Кошечка была рыженькая, с черными пятнышками на мягкой пуховой шкурке. Удобно устроившись у меня запазухой, она доверчиво мурлыкала, поднимаясь со мной в лифте шестнадцатиэтажки. Наверное думала, я ее подобрал, чтоб взять жить к себе домой. А ей предстояло послужить науке. Моей науке. Мальчик просто знакомился с окружающим миром.
Я вытянул в окно руки и отпустил…
Она и в правду, приземлилась на все четыре лапки.
Просто высота была большой, и видимо, она их сломала…
Теперь кошечка лежала передо мной и хрипела, кожа на шее лопнула, но кровь почему-то не шла, а просто было видно мышцы и связки какие-то. А в глазах у нее стояли слезы, человеческие слезы..
— Воровал ли?
— Воровал, братья, еще как воровал! И в тюрьму за это загремел, и в самой тюрьме воровал, и после воровал, и по сей день ворую!
— А убивать приходилось ли?
— Упаси Боже! Слава Богу, убивать не пришлось!
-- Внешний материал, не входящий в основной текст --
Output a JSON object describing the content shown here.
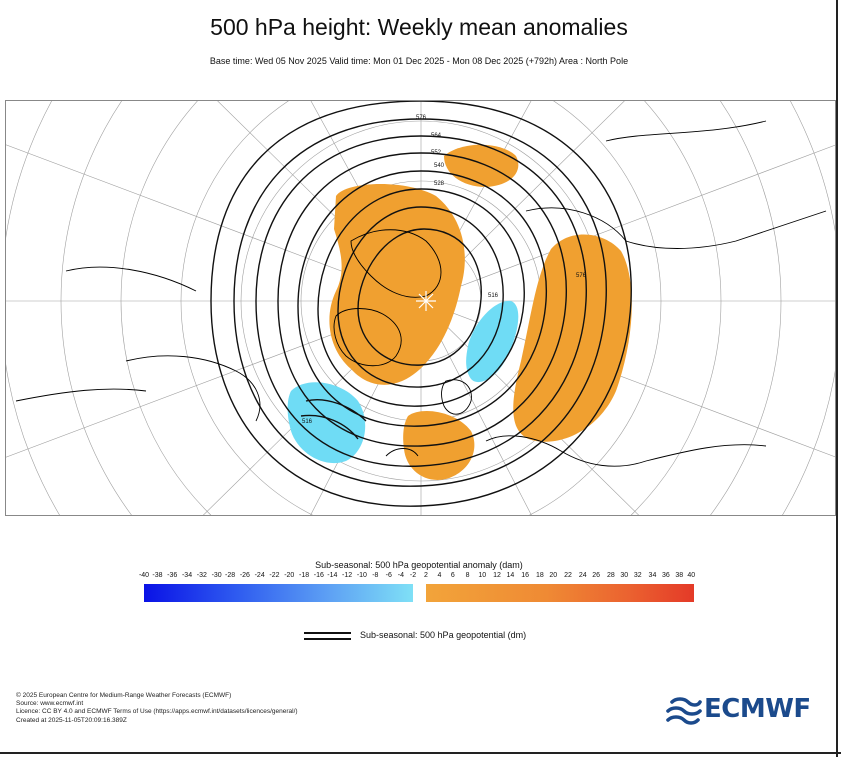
{
  "header": {
    "title": "500 hPa height: Weekly mean anomalies",
    "subtitle": "Base time: Wed 05 Nov 2025 Valid time: Mon 01 Dec 2025 - Mon 08 Dec 2025 (+792h) Area : North Pole"
  },
  "map": {
    "projection": "polar stereographic",
    "area": "North Pole",
    "contour_labels": [
      "576",
      "564",
      "552",
      "540",
      "528",
      "516",
      "576",
      "516"
    ],
    "anomaly_colors": {
      "positive": "#f0a030",
      "negative": "#6fdcf5",
      "contour": "#111111",
      "coastline": "#000000",
      "grid": "#999999"
    }
  },
  "colorbar": {
    "title": "Sub-seasonal: 500 hPa geopotential anomaly (dam)",
    "negative_ticks": [
      "-40",
      "-38",
      "-36",
      "-34",
      "-32",
      "-30",
      "-28",
      "-26",
      "-24",
      "-22",
      "-20",
      "-18",
      "-16",
      "-14",
      "-12",
      "-10",
      "-8",
      "-6",
      "-4",
      "-2"
    ],
    "positive_ticks": [
      "2",
      "4",
      "6",
      "8",
      "10",
      "12",
      "14",
      "16",
      "18",
      "20",
      "22",
      "24",
      "26",
      "28",
      "30",
      "32",
      "34",
      "36",
      "38",
      "40"
    ]
  },
  "line_legend": {
    "label": "Sub-seasonal: 500 hPa geopotential (dm)"
  },
  "credits": {
    "line1": "© 2025 European Centre for Medium-Range Weather Forecasts (ECMWF)",
    "line2": "Source: www.ecmwf.int",
    "line3": "Licence: CC BY 4.0 and ECMWF Terms of Use (https://apps.ecmwf.int/datasets/licences/general/)",
    "line4": "Created at 2025-11-05T20:09:16.389Z"
  },
  "logo": {
    "text": "ECMWF",
    "icon": "ecmwf-logo-icon",
    "color": "#1b4a8c"
  }
}
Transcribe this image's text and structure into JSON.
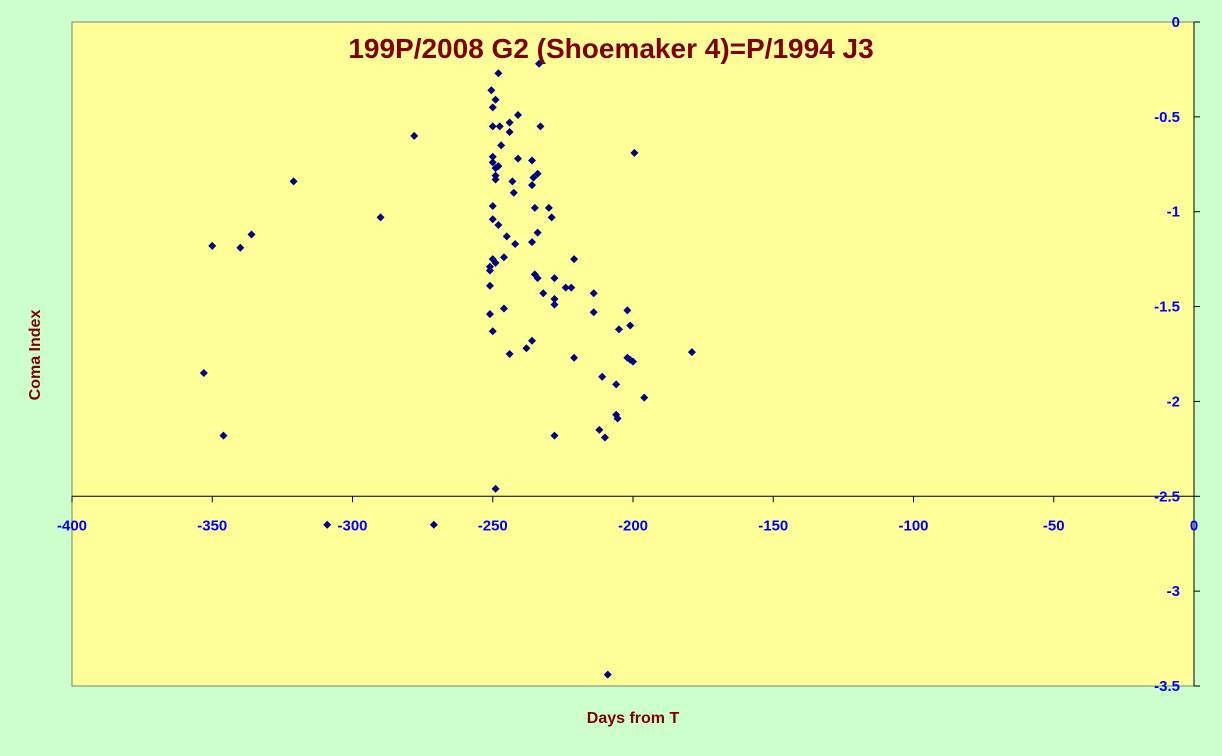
{
  "colors": {
    "background": "#ccffcc",
    "plot_area": "#ffff99",
    "marker": "#000080",
    "title": "#800000",
    "axis_label": "#800000",
    "tick_label": "#0000ff",
    "axis_line": "#000000"
  },
  "chart_data": {
    "type": "scatter",
    "title": "199P/2008 G2 (Shoemaker 4)=P/1994 J3",
    "xlabel": "Days from T",
    "ylabel": "Coma Index",
    "xlim": [
      -400,
      0
    ],
    "ylim": [
      -3.5,
      0
    ],
    "x_ticks": [
      -400,
      -350,
      -300,
      -250,
      -200,
      -150,
      -100,
      -50,
      0
    ],
    "x_tick_labels": [
      "-400",
      "-350",
      "-300",
      "-250",
      "-200",
      "-150",
      "-100",
      "-50",
      "0"
    ],
    "y_ticks": [
      0,
      -0.5,
      -1,
      -1.5,
      -2,
      -2.5,
      -3,
      -3.5
    ],
    "y_tick_labels": [
      "0",
      "-0.5",
      "-1",
      "-1.5",
      "-2",
      "-2.5",
      "-3",
      "-3.5"
    ],
    "x_axis_crosses_y": -2.5,
    "y_axis_position": "right",
    "grid": false,
    "legend": "none",
    "marker": "diamond",
    "series": [
      {
        "points": [
          [
            -353,
            -1.85
          ],
          [
            -350,
            -1.18
          ],
          [
            -346,
            -2.18
          ],
          [
            -340,
            -1.19
          ],
          [
            -336,
            -1.12
          ],
          [
            -321,
            -0.84
          ],
          [
            -309,
            -2.65
          ],
          [
            -290,
            -1.03
          ],
          [
            -278,
            -0.6
          ],
          [
            -271,
            -2.65
          ],
          [
            -250.5,
            -0.36
          ],
          [
            -250,
            -0.71
          ],
          [
            -251,
            -1.31
          ],
          [
            -251,
            -1.29
          ],
          [
            -251,
            -1.39
          ],
          [
            -251,
            -1.54
          ],
          [
            -250,
            -0.45
          ],
          [
            -250,
            -0.55
          ],
          [
            -250,
            -0.74
          ],
          [
            -250,
            -0.97
          ],
          [
            -250,
            -1.04
          ],
          [
            -250,
            -1.25
          ],
          [
            -250,
            -1.63
          ],
          [
            -249,
            -0.41
          ],
          [
            -249,
            -0.77
          ],
          [
            -249,
            -0.81
          ],
          [
            -249,
            -0.83
          ],
          [
            -249,
            -1.27
          ],
          [
            -249,
            -2.46
          ],
          [
            -248,
            -0.27
          ],
          [
            -248,
            -0.76
          ],
          [
            -248,
            -1.07
          ],
          [
            -247.5,
            -0.55
          ],
          [
            -247,
            -0.65
          ],
          [
            -246,
            -1.24
          ],
          [
            -246,
            -1.51
          ],
          [
            -245,
            -1.13
          ],
          [
            -244,
            -0.53
          ],
          [
            -244,
            -0.58
          ],
          [
            -244,
            -1.75
          ],
          [
            -243,
            -0.84
          ],
          [
            -242.5,
            -0.9
          ],
          [
            -242,
            -1.17
          ],
          [
            -241,
            -0.49
          ],
          [
            -241,
            -0.72
          ],
          [
            -238,
            -1.72
          ],
          [
            -236,
            -0.73
          ],
          [
            -236,
            -0.86
          ],
          [
            -236,
            -1.16
          ],
          [
            -236,
            -1.68
          ],
          [
            -235.5,
            -0.82
          ],
          [
            -235,
            -0.98
          ],
          [
            -235,
            -1.33
          ],
          [
            -234,
            -0.8
          ],
          [
            -234,
            -1.11
          ],
          [
            -234,
            -1.35
          ],
          [
            -233.5,
            -0.22
          ],
          [
            -233,
            -0.55
          ],
          [
            -232,
            -1.43
          ],
          [
            -230,
            -0.98
          ],
          [
            -229,
            -1.03
          ],
          [
            -228,
            -1.35
          ],
          [
            -228,
            -1.46
          ],
          [
            -228,
            -1.49
          ],
          [
            -228,
            -2.18
          ],
          [
            -224,
            -1.4
          ],
          [
            -222,
            -1.4
          ],
          [
            -221,
            -1.25
          ],
          [
            -221,
            -1.77
          ],
          [
            -214,
            -1.43
          ],
          [
            -214,
            -1.53
          ],
          [
            -212,
            -2.15
          ],
          [
            -211,
            -1.87
          ],
          [
            -210,
            -2.19
          ],
          [
            -209,
            -3.44
          ],
          [
            -206,
            -1.91
          ],
          [
            -206,
            -2.07
          ],
          [
            -205.5,
            -2.09
          ],
          [
            -205,
            -1.62
          ],
          [
            -202,
            -1.52
          ],
          [
            -202,
            -1.77
          ],
          [
            -201,
            -1.6
          ],
          [
            -201,
            -1.78
          ],
          [
            -200,
            -1.79
          ],
          [
            -199.5,
            -0.69
          ],
          [
            -196,
            -1.98
          ],
          [
            -179,
            -1.74
          ]
        ]
      }
    ]
  }
}
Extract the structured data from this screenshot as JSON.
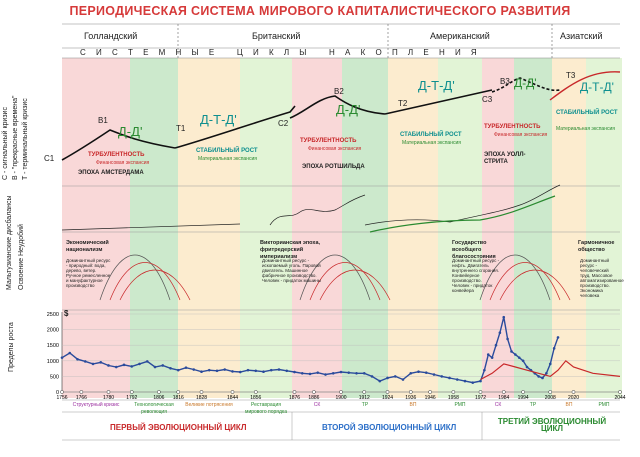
{
  "title": "ПЕРИОДИЧЕСКАЯ СИСТЕМА МИРОВОГО КАПИТАЛИСТИЧЕСКОГО РАЗВИТИЯ",
  "hegemons": [
    "Голландский",
    "Британский",
    "Американский",
    "Азиатский"
  ],
  "cycles_band": "С И С Т Е М Н Ы Е   Ц И К Л Ы   Н А К О П Л Е Н И Я",
  "side_labels": {
    "top": [
      "С - сигнальный кризис",
      "B - \"прекрасные времена\"",
      "T - терминальный кризис"
    ],
    "middle": [
      "Мальтузианские дисбалансы",
      "Освоение Неудобий"
    ],
    "bottom": "Пределы роста"
  },
  "formula": "Д-Т-Д'",
  "short_formula": "Д-Д'",
  "phases": {
    "turbulence": "ТУРБУЛЕНТНОСТЬ",
    "financial": "Финансовая экспансия",
    "stable": "СТАБИЛЬНЫЙ РОСТ",
    "material": "Материальная экспансия"
  },
  "epochs": [
    "ЭПОХА АМСТЕРДАМА",
    "ЭПОХА РОТШИЛЬДА",
    "ЭПОХА УОЛЛ-СТРИТА"
  ],
  "points": {
    "c1": "C1",
    "b1": "B1",
    "t1": "T1",
    "c2": "C2",
    "b2": "B2",
    "t2": "T2",
    "c3": "C3",
    "b3": "B3",
    "t3": "T3"
  },
  "mid_blocks": [
    {
      "title": "Экономический национализм",
      "text": "Доминантный ресурс - природный: вода, дерево, ветер. Ручное ремесленное и мануфактурное производство"
    },
    {
      "title": "Викторианская эпоха, фритредерский империализм",
      "text": "Доминантный ресурс - ископаемый уголь. Паровой двигатель. Машинное фабричное производство. Человек - придаток машины"
    },
    {
      "title": "Государство всеобщего благосостояния",
      "text": "Доминантный ресурс - нефть. Двигатель внутреннего сгорания. Конвейерное производство. Человек - придаток конвейера"
    },
    {
      "title": "Гармоничное общество",
      "text": "Доминантный ресурс - человеческий труд. Массовое автоматизированное производство. Экономика человека"
    }
  ],
  "bottom_axis": {
    "y_ticks": [
      "2500",
      "2000",
      "1500",
      "1000",
      "500",
      "0"
    ],
    "x_ticks": [
      "1756",
      "1766",
      "1780",
      "1792",
      "1806",
      "1816",
      "1828",
      "1844",
      "1856",
      "1876",
      "1886",
      "1900",
      "1912",
      "1924",
      "1936",
      "1946",
      "1958",
      "1972",
      "1984",
      "1994",
      "2008",
      "2020",
      "2044"
    ],
    "dollar": "$"
  },
  "phase_row": [
    "Структурный кризис",
    "Технологическая революция",
    "Великие потрясения",
    "Реставрация мирового порядка",
    "СК",
    "ТР",
    "ВП",
    "РМП",
    "СК",
    "ТР",
    "ВП",
    "РМП"
  ],
  "eco_cycles": [
    "ПЕРВЫЙ ЭВОЛЮЦИОННЫЙ ЦИКЛ",
    "ВТОРОЙ ЭВОЛЮЦИОННЫЙ ЦИКЛ",
    "ТРЕТИЙ ЭВОЛЮЦИОННЫЙ ЦИКЛ"
  ],
  "chart_data": {
    "type": "line",
    "x_range": [
      1756,
      2044
    ],
    "ylim": [
      0,
      2500
    ],
    "series": [
      {
        "values_x": [
          1756,
          1760,
          1764,
          1768,
          1772,
          1776,
          1780,
          1784,
          1788,
          1792,
          1796,
          1800,
          1804,
          1808,
          1812,
          1816,
          1820,
          1824,
          1828,
          1832,
          1836,
          1840,
          1844,
          1848,
          1852,
          1856,
          1860,
          1864,
          1868,
          1872,
          1876,
          1880,
          1884,
          1888,
          1892,
          1896,
          1900,
          1904,
          1908,
          1912,
          1916,
          1920,
          1924,
          1928,
          1932,
          1936,
          1940,
          1944,
          1948,
          1952,
          1956,
          1960,
          1964,
          1968,
          1972,
          1974,
          1976,
          1978,
          1980,
          1982,
          1984,
          1986,
          1988,
          1990,
          1992,
          1994,
          1996,
          1998,
          2000,
          2002,
          2004,
          2006,
          2008,
          2010,
          2012
        ],
        "values_y": [
          1100,
          1250,
          1050,
          980,
          900,
          950,
          850,
          800,
          870,
          820,
          900,
          980,
          800,
          850,
          760,
          700,
          780,
          720,
          650,
          700,
          680,
          720,
          660,
          640,
          700,
          680,
          650,
          700,
          720,
          680,
          640,
          600,
          580,
          620,
          560,
          600,
          640,
          620,
          600,
          600,
          500,
          350,
          450,
          500,
          400,
          600,
          650,
          620,
          560,
          500,
          450,
          400,
          350,
          300,
          350,
          700,
          1200,
          1100,
          1500,
          1900,
          2400,
          1700,
          1300,
          1200,
          1100,
          1000,
          800,
          700,
          600,
          500,
          450,
          600,
          900,
          1400,
          1750
        ]
      },
      {
        "values_x": [
          1972,
          1978,
          1984,
          1990,
          1996,
          2002,
          2008,
          2012,
          2016,
          2020,
          2030,
          2044
        ],
        "values_y": [
          400,
          600,
          900,
          800,
          700,
          600,
          500,
          700,
          1000,
          800,
          600,
          500
        ]
      }
    ]
  },
  "colors": {
    "pink": "#f7c8c8",
    "green": "#bfe3bf",
    "yellow": "#fbe6bf",
    "lightgreen": "#d8f0c8",
    "red": "#d63a3a",
    "teal": "#0e8f8f",
    "blue": "#2a4b9c"
  }
}
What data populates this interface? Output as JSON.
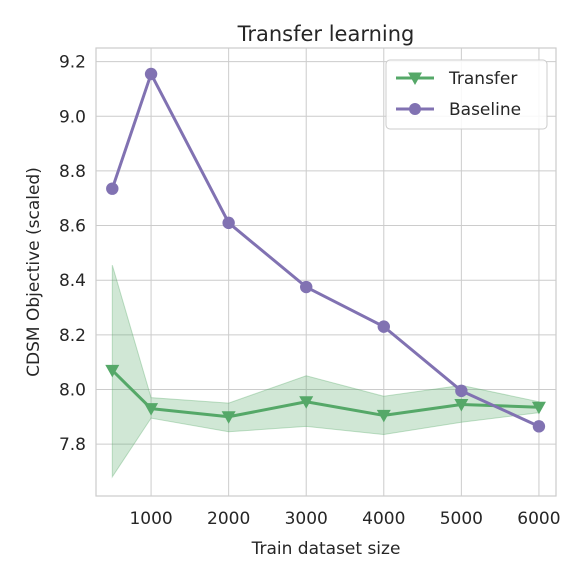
{
  "chart_data": {
    "type": "line",
    "title": "Transfer learning",
    "xlabel": "Train dataset size",
    "ylabel": "CDSM Objective (scaled)",
    "xlim": [
      290,
      6220
    ],
    "ylim": [
      7.61,
      9.25
    ],
    "xticks": [
      1000,
      2000,
      3000,
      4000,
      5000,
      6000
    ],
    "yticks": [
      7.8,
      8.0,
      8.2,
      8.4,
      8.6,
      8.8,
      9.0,
      9.2
    ],
    "xtick_labels": [
      "1000",
      "2000",
      "3000",
      "4000",
      "5000",
      "6000"
    ],
    "ytick_labels": [
      "7.8",
      "8.0",
      "8.2",
      "8.4",
      "8.6",
      "8.8",
      "9.0",
      "9.2"
    ],
    "grid": true,
    "legend_position": "top-right",
    "x": [
      500,
      1000,
      2000,
      3000,
      4000,
      5000,
      6000
    ],
    "series": [
      {
        "name": "Transfer",
        "color": "#55a868",
        "marker": "triangle-down",
        "values": [
          8.07,
          7.93,
          7.9,
          7.955,
          7.905,
          7.945,
          7.935
        ],
        "band_lower": [
          7.68,
          7.895,
          7.845,
          7.865,
          7.835,
          7.88,
          7.915
        ],
        "band_upper": [
          8.455,
          7.97,
          7.95,
          8.05,
          7.975,
          8.015,
          7.955
        ]
      },
      {
        "name": "Baseline",
        "color": "#8172b2",
        "marker": "circle",
        "values": [
          8.735,
          9.155,
          8.61,
          8.375,
          8.23,
          7.995,
          7.865
        ]
      }
    ]
  }
}
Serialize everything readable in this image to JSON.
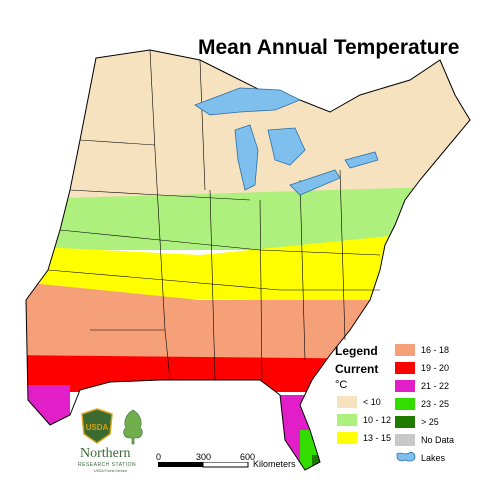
{
  "title": "Mean Annual Temperature",
  "legend": {
    "title": "Legend",
    "subtitle": "Current",
    "unit": "°C",
    "classes": [
      {
        "label": "< 10",
        "color": "#f6e2be"
      },
      {
        "label": "10 - 12",
        "color": "#aef07e"
      },
      {
        "label": "13 - 15",
        "color": "#ffff00"
      },
      {
        "label": "16 - 18",
        "color": "#f6a07a"
      },
      {
        "label": "19 - 20",
        "color": "#ff0000"
      },
      {
        "label": "21 - 22",
        "color": "#e21ec8"
      },
      {
        "label": "23 - 25",
        "color": "#33dd00"
      },
      {
        "label": "> 25",
        "color": "#217a00"
      }
    ],
    "no_data": {
      "label": "No Data",
      "color": "#c8c8c8"
    },
    "lakes": {
      "label": "Lakes",
      "color": "#7fbfee"
    }
  },
  "scalebar": {
    "ticks": [
      "0",
      "300",
      "600"
    ],
    "unit": "Kilometers"
  },
  "organization": {
    "name": "Northern",
    "sub": "RESEARCH STATION",
    "agency": "USDA Forest Service",
    "logo_text": "USDA"
  },
  "colors": {
    "border": "#000000",
    "background": "#ffffff"
  }
}
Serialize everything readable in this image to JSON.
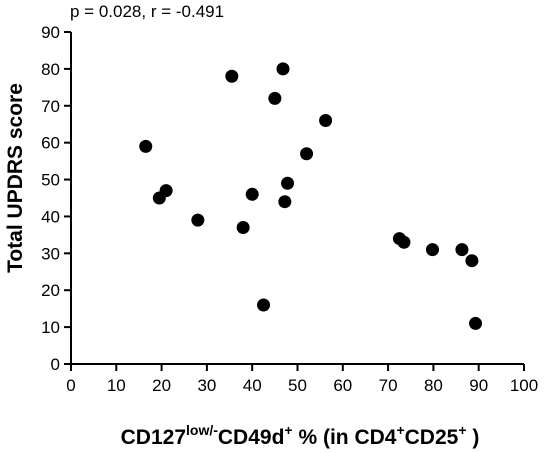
{
  "chart_data": {
    "type": "scatter",
    "annotation": "p = 0.028, r = -0.491",
    "xlabel": {
      "parts": [
        {
          "text": "CD127",
          "sup": false
        },
        {
          "text": "low/-",
          "sup": true
        },
        {
          "text": "CD49d",
          "sup": false
        },
        {
          "text": "+",
          "sup": true
        },
        {
          "text": " % (in CD4",
          "sup": false
        },
        {
          "text": "+",
          "sup": true
        },
        {
          "text": "CD25",
          "sup": false
        },
        {
          "text": "+",
          "sup": true
        },
        {
          "text": " )",
          "sup": false
        }
      ]
    },
    "ylabel": "Total UPDRS score",
    "xlim": [
      0,
      100
    ],
    "ylim": [
      0,
      90
    ],
    "xticks": [
      0,
      10,
      20,
      30,
      40,
      50,
      60,
      70,
      80,
      90,
      100
    ],
    "yticks": [
      0,
      10,
      20,
      30,
      40,
      50,
      60,
      70,
      80,
      90
    ],
    "grid": false,
    "points": [
      {
        "x": 16.5,
        "y": 59
      },
      {
        "x": 19.5,
        "y": 45
      },
      {
        "x": 21.0,
        "y": 47
      },
      {
        "x": 28.0,
        "y": 39
      },
      {
        "x": 35.5,
        "y": 78
      },
      {
        "x": 38.0,
        "y": 37
      },
      {
        "x": 40.0,
        "y": 46
      },
      {
        "x": 42.5,
        "y": 16
      },
      {
        "x": 45.0,
        "y": 72
      },
      {
        "x": 46.8,
        "y": 80
      },
      {
        "x": 47.2,
        "y": 44
      },
      {
        "x": 47.8,
        "y": 49
      },
      {
        "x": 52.0,
        "y": 57
      },
      {
        "x": 56.2,
        "y": 66
      },
      {
        "x": 72.5,
        "y": 34
      },
      {
        "x": 73.5,
        "y": 33
      },
      {
        "x": 79.8,
        "y": 31
      },
      {
        "x": 86.3,
        "y": 31
      },
      {
        "x": 88.5,
        "y": 28
      },
      {
        "x": 89.3,
        "y": 11
      }
    ]
  }
}
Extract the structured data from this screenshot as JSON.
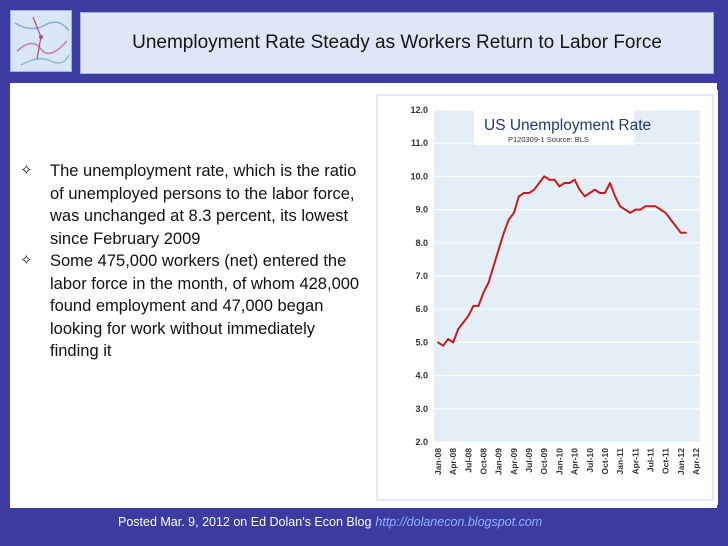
{
  "slide": {
    "title": "Unemployment Rate Steady as Workers Return to Labor Force",
    "bullets": [
      "The unemployment rate, which is the ratio of unemployed persons to the labor force, was unchanged at 8.3 percent, its lowest since February 2009",
      "Some 475,000 workers (net) entered the labor force in the month, of whom 428,000 found employment and 47,000 began looking for work without immediately finding it"
    ],
    "bullet_marker": "✧",
    "footer": {
      "text": "Posted Mar. 9, 2012 on Ed Dolan’s Econ Blog",
      "link": "http://dolanecon.blogspot.com"
    }
  },
  "colors": {
    "background": "#3b3ba1",
    "title_box": "#dfe7f6",
    "line": "#c91a1a",
    "chart_title": "#1f3a73",
    "plot_bg": "#e4eef7"
  },
  "chart_data": {
    "type": "line",
    "title": "US Unemployment Rate",
    "subtitle": "P120309-1 Source: BLS",
    "ylim": [
      2.0,
      12.0
    ],
    "yticks": [
      "2.0",
      "3.0",
      "4.0",
      "5.0",
      "6.0",
      "7.0",
      "8.0",
      "9.0",
      "10.0",
      "11.0",
      "12.0"
    ],
    "xticks": [
      "Jan-08",
      "Apr-08",
      "Jul-08",
      "Oct-08",
      "Jan-09",
      "Apr-09",
      "Jul-09",
      "Oct-09",
      "Jan-10",
      "Apr-10",
      "Jul-10",
      "Oct-10",
      "Jan-11",
      "Apr-11",
      "Jul-11",
      "Oct-11",
      "Jan-12",
      "Apr-12"
    ],
    "grid": true,
    "series": [
      {
        "values": [
          5.0,
          4.9,
          5.1,
          5.0,
          5.4,
          5.6,
          5.8,
          6.1,
          6.1,
          6.5,
          6.8,
          7.3,
          7.8,
          8.3,
          8.7,
          8.9,
          9.4,
          9.5,
          9.5,
          9.6,
          9.8,
          10.0,
          9.9,
          9.9,
          9.7,
          9.8,
          9.8,
          9.9,
          9.6,
          9.4,
          9.5,
          9.6,
          9.5,
          9.5,
          9.8,
          9.4,
          9.1,
          9.0,
          8.9,
          9.0,
          9.0,
          9.1,
          9.1,
          9.1,
          9.0,
          8.9,
          8.7,
          8.5,
          8.3,
          8.3
        ]
      }
    ]
  }
}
Ну… кроме кошки той…
— А ты знаешь, что и прерывание беременности к убийству относится?
Брат Стефан так смотрит на меня будто давно всю мою подноготную, и ему просто хочется это услышать непосредственно из первоисточника.
— Знаете… и это было… убивал…
С этим история вышла — ну просто придурацкая!
Есть болезнь такая детская — «свинка». По научно вроде «орхит» называется… Да-да, точно — орхит, не дна ему не покрышки!
Так вот — если этой самой «свинкой» переболеть в розовом детстве — то отделаешься легким испугом. Меня же угораздило зацепить эту дрянь лет эдак в шестнадцать. Неделю провалялся с сорокаградусной температурой, но самое ужасное и, одновременно унизительно-идиотское в этом положении были… яйца! Они распухли до размеров гигантских алматинских яблок, горели огнём, и болели так что хотелось сдохнуть.